Schiavi della tecnologia

Siamo cresciuti nella civiltà della tecnica, nella prostituzione alla tecnica, che coincide con la mancanza di cultura diretta, sostituita da manuali di funzionamento. Non abbiamo identità e siamo pronti a buttar via l'ultima tecnica utilizzata non appena ce n'è un'altra che crediamo (ma siamo creduloni abbagliati da perline) più efficiente e moderna.

Come figli del XX secolo siamo abituati a passare molto tempo assorbiti da macchine di metallo e plastica che sono diventate il nostro ambiente, abbiamo difficoltà a dare un'importanza esistenziale, alimentare alla natura, che riusciamo solo a concepire come panorama, al massimo col vetro tirato giù.

L'agricoltura naturale impone di uscire dalla dipendenza meccanica, di trasformare i semplici atti di seminare, mietere manualmente (solo oche ore di lavoro fisico in un anno), spargere la paglia, in modi d'essere, restando fedeli alla loro semplicità. Verso il tramonto della sua vita, Fukuoka si è dedicato con tutte le forze alla lotta contro la desertificazione avanzante.
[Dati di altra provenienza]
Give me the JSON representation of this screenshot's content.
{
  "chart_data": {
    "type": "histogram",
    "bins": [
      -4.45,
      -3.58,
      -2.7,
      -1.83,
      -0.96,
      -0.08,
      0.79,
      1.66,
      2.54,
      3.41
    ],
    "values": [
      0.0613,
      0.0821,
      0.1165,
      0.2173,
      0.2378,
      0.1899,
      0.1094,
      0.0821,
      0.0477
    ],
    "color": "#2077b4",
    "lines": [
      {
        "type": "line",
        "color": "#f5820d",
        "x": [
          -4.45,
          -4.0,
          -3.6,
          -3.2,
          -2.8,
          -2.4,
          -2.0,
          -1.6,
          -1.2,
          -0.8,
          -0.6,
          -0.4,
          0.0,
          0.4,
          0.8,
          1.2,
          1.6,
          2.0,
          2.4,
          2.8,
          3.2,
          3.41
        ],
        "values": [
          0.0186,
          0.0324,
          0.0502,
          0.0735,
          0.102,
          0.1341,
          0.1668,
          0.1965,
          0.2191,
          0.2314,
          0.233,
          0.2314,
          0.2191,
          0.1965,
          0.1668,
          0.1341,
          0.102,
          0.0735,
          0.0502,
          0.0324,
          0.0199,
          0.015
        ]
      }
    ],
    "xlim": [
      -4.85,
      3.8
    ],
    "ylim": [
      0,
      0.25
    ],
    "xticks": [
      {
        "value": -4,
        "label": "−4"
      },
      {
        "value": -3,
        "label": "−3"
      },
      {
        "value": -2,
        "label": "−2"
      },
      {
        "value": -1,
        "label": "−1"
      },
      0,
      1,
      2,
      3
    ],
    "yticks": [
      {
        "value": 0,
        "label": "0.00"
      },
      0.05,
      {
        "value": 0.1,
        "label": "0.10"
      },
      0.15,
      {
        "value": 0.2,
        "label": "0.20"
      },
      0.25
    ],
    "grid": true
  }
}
Grazie al suo impegno milioni di palline di argilla sono state sparse, anche con l'utilizzo di aerei, in zone semidesertificate della Grecia.

Dopo gli ultimi immensi incendi dei boschi, è apparso chiaro che questo modo di semina è il più a buon mercato e insostituibile là dove si tratta di rinverdire grandi estensioni di territorio.

La filosofia del non fare

Ma il messaggio più forte di Fukuoka è stato proprio quello del non fare, di staccare dalla modernità e riscoprire la mancanza di valore di questa corsa al progresso, di guardare alla natura come opera di Dio, come forma della sua volontà e provvidenza.

Il sorriso rimasto sul suo volto dopo la morte non è solo pienezza ma anche incoraggiamento per noi che restiamo.